The thing to remember is that Baumer is a young performer; this is only her second cabaret show. We saw her first, at Eighty Eight’s a couple of years ago and, with the help of Raible, she’s made an extraordinary leap forward. She still has a distance to go to smooth over the raw edges–some of her ad libs are less than adept–but her talent is obvious. At this point, she’s at her best in big, broad comedy material like the outrageous “Baltimore Blows” (Jonathan Sheffer and Howard Ashman) and the hilarious voyeur number “Better Than T.V.” (Kristina Olsen).

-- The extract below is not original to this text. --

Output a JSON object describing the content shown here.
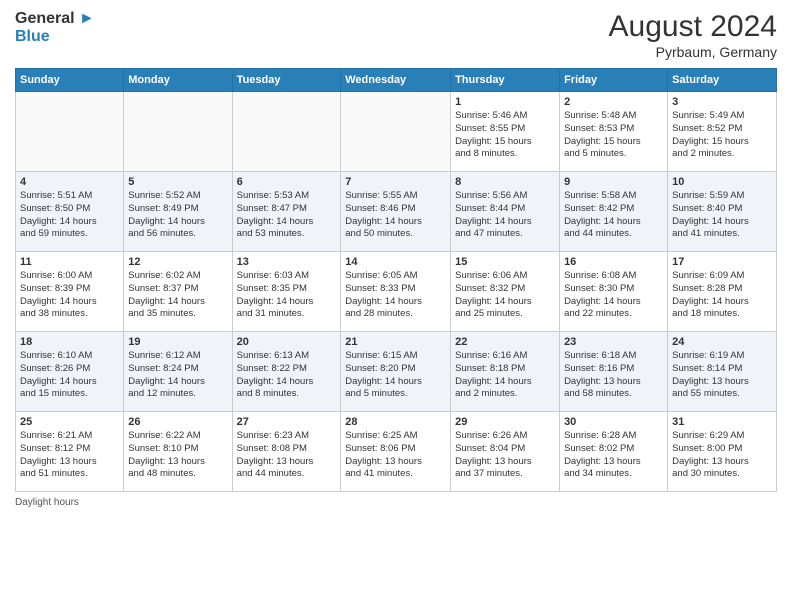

Baumer is less successful with sly material like “It’s Only a Broken Heart” (Carol Hall) and “Bored” (Jason Moscartolo and Naomi Kukoff), falling short because she tries too hard. It could be she doesn’t entirely trust the material, her talent, or the audience, but she sometimes oversells rather than underplays. You catch her acting, and it kills the comedy.

All Marnie Baumer needs to do is less. When she learns how to land on a line a little more deftly and move to the next a little more quickly, she’s going to be a firecracker.